INDR 499 Internship in I.R.
MGCR 222 Intro to Org Behaviour
ORGB 421 Managing Organizational Change
Professor Huising’s research focuses on how actors inside organizations, managers and members of professions, respond to pressure from regulators, social movement activists, and management consultants to reorganize. Through ethnographic studies of organizational change initiatives, she analyzes the material and discursive practices through which managers develop the capacity for and, in some cases, the commitment to change but also the ways in which professionals, by controlling knowledge and relationships, may attempt to maintain the status quo. For example, in one project, she studied the implementation of an Environment Management System at a large research university. While Environmental Management Systems are promoted globally as a best practice for managing environmental compliance, few have considered how organizations develop the new capacities and relationships needed to enact this prescription.In particular, she examined how through a protracted struggle the legal and technical knowledge of compliance, held by specialist groups, was transformed and distributed to employees throughout the organization.

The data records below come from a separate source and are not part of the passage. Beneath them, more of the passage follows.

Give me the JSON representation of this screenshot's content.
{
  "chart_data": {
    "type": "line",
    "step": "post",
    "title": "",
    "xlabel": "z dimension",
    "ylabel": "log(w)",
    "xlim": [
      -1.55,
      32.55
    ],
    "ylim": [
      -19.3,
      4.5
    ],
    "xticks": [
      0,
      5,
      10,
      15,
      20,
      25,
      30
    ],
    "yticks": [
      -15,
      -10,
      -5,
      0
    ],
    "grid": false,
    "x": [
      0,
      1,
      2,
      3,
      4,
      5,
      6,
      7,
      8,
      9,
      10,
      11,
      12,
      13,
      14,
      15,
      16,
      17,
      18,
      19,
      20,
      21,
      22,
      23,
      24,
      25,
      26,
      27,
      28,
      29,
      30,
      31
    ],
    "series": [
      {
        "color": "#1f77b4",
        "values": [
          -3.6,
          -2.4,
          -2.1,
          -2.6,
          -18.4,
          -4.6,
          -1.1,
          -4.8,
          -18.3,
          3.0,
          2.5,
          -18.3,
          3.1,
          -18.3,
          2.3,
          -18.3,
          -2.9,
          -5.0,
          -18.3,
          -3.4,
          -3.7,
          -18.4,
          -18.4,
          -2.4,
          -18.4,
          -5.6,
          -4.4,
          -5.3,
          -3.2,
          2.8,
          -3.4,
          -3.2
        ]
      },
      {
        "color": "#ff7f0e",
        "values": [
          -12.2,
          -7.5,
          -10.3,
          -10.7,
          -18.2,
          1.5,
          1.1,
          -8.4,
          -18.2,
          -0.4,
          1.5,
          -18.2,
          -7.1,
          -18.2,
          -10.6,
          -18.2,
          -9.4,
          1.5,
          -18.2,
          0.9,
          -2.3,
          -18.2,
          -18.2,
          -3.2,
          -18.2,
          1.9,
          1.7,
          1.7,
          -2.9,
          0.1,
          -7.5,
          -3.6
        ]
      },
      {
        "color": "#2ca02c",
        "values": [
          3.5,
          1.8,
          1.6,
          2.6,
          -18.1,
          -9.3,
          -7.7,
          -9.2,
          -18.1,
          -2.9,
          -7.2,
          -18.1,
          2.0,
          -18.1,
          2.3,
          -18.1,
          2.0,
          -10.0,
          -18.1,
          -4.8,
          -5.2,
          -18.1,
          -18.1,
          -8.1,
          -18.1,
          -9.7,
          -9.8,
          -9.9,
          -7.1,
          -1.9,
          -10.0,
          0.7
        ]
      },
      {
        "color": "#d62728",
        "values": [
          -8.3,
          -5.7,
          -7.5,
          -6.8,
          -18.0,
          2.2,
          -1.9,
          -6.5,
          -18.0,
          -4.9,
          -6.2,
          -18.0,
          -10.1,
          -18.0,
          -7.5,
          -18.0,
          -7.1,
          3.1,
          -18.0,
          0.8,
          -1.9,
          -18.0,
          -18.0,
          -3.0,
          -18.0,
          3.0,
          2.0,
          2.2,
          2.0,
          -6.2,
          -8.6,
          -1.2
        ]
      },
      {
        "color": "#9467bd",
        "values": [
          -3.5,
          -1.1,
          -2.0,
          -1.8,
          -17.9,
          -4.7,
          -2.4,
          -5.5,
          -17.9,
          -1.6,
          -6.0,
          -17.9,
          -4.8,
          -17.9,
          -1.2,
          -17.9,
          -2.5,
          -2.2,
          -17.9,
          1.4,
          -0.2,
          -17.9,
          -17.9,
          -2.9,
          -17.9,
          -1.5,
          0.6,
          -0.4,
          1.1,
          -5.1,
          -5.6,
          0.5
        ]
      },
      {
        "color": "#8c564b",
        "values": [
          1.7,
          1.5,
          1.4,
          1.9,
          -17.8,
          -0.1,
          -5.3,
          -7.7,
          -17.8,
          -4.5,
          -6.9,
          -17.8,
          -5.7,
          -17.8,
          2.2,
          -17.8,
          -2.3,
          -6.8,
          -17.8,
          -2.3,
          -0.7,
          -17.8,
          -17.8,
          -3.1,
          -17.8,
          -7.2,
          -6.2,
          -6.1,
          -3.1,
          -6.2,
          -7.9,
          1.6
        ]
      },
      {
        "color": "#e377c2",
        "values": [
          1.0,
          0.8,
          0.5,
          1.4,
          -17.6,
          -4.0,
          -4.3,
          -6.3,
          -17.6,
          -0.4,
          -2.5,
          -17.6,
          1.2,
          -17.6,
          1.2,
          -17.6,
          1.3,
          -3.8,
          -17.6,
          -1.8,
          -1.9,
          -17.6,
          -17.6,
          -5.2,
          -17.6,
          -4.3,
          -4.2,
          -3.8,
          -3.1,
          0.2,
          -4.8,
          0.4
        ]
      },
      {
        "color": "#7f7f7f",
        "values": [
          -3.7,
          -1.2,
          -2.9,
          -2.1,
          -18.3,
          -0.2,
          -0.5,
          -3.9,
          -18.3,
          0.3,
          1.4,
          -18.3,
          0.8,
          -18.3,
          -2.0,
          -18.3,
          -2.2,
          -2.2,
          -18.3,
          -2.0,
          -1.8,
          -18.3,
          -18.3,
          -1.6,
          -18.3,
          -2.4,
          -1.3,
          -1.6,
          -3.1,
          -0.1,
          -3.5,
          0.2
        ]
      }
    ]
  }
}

Her paper "Governing the Gap: Forging Safe Science Through Relational Regulation" with Susan S. Silbey (MIT) won the W.Richard Scott Award for Distinguished Scholarship from the American Sociological Association and prize for the best article published in Regulation & Governance (2011). She also won the Best Dissertation Paper Prize from the Labor and Employment Relations Association in 2008. Her dissertation research was funded the Martin Family Initiative on Sustainability, the Joseph Juran Centre, and the Social Sciences and Humanities Research Council of Canada (SSHRC). In 2011, she was awarded a young researcher grant from the "Fonds de Recherche sur la Societé et la Culture" of Quebec (FQRSC).
Ruthanne teaches MGCR 222, Introduction to Organizational Behaviour, and MGCR 421, Managing Organizational Change. In 2009, she was nominated for the Principal’s Prize for Excellence in Teaching; and in 2010 she was awarded the Management Undergraduate Society’s Prize for Professor of the Year.
She received a PhD in Management from the Sloan School of Management at the Massachusetts Institute of Technology in 2008. She holds an MSc in Economics and Philosophy from the London School of Economics and Political Science and BA in Women’s Studies from the University of Alberta.
Prior to pursuing a PhD, she worked as a human resource consultant for W.M. Mercer in Vancouver, Toronto, and Boston and as a statistician for the Workers’ Compensation Board in Yellowknife. As an undergraduate student, she owned and managed a College Pro Painters franchise for two years.